One of these genes is called DCC and it turned out to be the true culprit behind the disorder. In the Canadia family, those who make mirror movements have a version of DCC with a single altered DNA ‘letter’. This tiny fault means that the protein encoded by DCC is manufactured with a missing chunk. That chunk happens to include many of the most important segments of the DCC protein, which, in its abridged form, is completely useless.

Srour found this mutation in every case of mirror movements, and never in 760 unrelated people whose left and right sides are typically independent. To confirm DCC’s role, she turned to an Iranian family, many of who also demonstrated the quirk from birth. She sequenced their DCC genes and again, she found that those who make mirror movements had broken copies. In this case, the mutation was different but the result was the same – a shortened and ineffectual protein.
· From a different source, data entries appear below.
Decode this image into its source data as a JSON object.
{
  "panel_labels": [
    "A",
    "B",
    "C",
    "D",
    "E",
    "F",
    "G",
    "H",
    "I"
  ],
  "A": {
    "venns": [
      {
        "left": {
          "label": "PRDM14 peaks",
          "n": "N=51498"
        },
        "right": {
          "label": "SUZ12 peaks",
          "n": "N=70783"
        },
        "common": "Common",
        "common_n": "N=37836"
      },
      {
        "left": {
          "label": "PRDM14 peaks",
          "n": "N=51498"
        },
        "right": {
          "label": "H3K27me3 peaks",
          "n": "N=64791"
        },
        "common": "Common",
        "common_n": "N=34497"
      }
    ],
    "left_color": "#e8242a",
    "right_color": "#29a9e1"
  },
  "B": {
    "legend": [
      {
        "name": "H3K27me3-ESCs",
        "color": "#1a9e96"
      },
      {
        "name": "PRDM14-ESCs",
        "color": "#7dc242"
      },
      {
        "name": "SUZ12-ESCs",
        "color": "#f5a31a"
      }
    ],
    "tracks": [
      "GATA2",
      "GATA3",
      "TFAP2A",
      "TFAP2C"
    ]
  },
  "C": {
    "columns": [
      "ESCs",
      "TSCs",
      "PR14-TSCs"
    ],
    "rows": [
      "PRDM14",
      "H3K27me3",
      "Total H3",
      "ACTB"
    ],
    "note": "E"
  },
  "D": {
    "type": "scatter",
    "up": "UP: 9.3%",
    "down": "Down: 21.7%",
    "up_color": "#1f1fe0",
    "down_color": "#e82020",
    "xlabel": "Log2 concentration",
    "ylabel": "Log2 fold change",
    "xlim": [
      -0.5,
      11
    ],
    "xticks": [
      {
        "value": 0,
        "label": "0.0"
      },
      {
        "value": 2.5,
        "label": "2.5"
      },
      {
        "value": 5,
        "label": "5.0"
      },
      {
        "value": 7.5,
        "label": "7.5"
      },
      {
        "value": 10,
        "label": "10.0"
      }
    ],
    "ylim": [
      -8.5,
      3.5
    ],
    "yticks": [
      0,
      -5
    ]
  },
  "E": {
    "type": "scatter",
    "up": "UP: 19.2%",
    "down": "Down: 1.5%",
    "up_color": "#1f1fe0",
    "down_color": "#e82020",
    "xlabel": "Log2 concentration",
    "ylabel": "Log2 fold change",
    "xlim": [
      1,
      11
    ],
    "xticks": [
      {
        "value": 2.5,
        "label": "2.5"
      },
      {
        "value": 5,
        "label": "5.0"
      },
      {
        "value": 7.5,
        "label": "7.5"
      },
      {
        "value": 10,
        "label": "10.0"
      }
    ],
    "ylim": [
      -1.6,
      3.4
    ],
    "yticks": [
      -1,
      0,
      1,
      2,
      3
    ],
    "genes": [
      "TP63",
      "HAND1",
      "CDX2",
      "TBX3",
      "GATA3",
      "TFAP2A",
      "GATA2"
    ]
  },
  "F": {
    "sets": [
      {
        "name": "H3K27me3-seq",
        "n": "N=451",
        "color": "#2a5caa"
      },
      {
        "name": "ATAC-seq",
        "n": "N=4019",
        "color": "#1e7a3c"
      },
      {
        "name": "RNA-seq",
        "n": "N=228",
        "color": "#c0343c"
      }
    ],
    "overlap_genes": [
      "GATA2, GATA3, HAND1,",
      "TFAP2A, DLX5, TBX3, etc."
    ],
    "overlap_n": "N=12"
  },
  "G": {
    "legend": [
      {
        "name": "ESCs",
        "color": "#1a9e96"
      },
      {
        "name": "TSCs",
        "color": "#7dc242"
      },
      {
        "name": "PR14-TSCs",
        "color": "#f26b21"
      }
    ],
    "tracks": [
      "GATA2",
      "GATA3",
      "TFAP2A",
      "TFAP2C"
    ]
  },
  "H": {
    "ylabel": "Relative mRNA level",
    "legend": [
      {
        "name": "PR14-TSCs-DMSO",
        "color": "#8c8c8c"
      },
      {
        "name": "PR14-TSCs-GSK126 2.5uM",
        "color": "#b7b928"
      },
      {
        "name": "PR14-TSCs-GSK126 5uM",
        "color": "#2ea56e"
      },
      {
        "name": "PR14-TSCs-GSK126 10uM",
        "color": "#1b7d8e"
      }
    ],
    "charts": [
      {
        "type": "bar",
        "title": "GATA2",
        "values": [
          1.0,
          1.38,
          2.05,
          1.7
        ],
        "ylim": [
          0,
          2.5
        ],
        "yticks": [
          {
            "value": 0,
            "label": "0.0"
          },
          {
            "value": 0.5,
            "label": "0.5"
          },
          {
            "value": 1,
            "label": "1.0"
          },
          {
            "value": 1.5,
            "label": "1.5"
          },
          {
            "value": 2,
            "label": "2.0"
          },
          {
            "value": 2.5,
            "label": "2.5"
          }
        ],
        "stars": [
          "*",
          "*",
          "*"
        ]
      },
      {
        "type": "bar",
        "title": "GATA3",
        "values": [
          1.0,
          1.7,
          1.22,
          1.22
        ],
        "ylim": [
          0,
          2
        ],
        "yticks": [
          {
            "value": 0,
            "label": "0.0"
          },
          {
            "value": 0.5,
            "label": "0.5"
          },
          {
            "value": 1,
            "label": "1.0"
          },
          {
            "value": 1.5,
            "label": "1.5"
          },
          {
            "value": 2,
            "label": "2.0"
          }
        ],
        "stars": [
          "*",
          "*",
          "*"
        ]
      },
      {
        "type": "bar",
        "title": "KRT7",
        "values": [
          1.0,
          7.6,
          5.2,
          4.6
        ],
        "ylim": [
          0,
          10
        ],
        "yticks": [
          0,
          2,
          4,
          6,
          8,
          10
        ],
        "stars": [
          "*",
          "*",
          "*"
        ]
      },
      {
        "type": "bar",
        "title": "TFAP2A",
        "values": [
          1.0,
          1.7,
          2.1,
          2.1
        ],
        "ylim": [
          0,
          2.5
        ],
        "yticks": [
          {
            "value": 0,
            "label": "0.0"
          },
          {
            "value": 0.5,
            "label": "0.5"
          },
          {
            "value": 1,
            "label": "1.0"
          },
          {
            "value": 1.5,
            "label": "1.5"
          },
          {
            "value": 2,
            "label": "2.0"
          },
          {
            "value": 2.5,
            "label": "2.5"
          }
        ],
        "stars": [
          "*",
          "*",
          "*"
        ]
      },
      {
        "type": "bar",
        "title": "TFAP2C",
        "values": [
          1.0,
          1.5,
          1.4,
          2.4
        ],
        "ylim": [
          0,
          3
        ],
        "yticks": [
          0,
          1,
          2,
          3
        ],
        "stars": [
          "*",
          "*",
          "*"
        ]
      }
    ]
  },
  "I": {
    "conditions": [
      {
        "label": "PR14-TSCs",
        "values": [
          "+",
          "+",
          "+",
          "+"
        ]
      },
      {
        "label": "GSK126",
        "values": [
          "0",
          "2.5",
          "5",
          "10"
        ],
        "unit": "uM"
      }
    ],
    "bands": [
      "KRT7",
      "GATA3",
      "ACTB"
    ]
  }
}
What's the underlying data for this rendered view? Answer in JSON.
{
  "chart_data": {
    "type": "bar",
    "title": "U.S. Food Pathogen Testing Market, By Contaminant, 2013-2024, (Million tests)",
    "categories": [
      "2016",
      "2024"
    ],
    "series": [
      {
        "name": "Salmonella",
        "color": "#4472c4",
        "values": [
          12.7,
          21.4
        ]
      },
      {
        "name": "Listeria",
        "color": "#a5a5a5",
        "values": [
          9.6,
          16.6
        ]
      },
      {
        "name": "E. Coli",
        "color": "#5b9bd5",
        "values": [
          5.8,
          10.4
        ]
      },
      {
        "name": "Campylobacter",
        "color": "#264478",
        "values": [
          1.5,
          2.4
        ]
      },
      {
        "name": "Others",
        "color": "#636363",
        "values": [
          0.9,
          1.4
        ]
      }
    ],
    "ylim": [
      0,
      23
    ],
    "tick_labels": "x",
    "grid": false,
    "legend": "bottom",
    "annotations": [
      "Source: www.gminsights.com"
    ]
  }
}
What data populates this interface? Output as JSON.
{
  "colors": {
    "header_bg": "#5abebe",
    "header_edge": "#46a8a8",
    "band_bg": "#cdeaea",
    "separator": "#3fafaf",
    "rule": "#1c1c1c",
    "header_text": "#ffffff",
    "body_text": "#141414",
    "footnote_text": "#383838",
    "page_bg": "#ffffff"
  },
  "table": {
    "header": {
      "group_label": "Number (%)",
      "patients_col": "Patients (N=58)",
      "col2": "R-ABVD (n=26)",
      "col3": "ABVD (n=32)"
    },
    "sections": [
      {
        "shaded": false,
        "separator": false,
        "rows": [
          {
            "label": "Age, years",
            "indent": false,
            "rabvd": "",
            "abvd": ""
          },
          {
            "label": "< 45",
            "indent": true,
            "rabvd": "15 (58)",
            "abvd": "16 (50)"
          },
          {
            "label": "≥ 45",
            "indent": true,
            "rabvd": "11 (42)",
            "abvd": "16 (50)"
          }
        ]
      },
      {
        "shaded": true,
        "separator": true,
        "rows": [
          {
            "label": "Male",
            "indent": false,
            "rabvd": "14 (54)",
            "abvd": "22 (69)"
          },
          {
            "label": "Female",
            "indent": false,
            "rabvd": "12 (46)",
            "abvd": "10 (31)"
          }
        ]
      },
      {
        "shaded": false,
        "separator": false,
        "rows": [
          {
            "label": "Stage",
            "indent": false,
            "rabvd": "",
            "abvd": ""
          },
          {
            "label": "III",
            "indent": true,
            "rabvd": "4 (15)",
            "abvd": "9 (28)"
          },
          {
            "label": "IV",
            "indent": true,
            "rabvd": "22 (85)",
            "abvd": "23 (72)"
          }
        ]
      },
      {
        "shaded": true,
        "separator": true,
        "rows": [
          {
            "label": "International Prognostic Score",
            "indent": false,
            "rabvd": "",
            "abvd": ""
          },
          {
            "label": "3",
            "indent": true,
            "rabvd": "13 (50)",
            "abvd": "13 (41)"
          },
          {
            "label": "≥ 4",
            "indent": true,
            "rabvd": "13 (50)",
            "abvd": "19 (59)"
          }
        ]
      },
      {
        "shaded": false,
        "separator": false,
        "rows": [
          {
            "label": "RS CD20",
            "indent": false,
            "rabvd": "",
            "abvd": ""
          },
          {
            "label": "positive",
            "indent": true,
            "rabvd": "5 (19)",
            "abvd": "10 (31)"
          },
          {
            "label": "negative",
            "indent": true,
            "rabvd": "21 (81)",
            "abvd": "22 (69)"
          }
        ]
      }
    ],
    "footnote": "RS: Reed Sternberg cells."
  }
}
It’s not just humans who are affected in this way. If mice have mutated and shortened copies of DCC, they too show mirror movements and they move with a distinctive hopping gait. These strains are affectionately known as Kanga mice. If they lack any copies of the gene entirely, their problems are more severe. The gap between the brain’s hemispheres doesn’t develop properly and the fibres that connect the two halves– the corpus callosum – are fewer in number and misrouted.

These mutant mice hint at DCC’s role. The DCC protein is a docking bay (a receptor) for another protein called netrin-1, whose role is to guide the neurons of the developing nervous system across the midline of the body. Its name even comes from the Sanskrit word “netr”, meaning “one who guides”. But this neural shepherd can’t stick to broken DCC proteins and without its good work, the neuronal connections between the body’s two halves don’t form properly.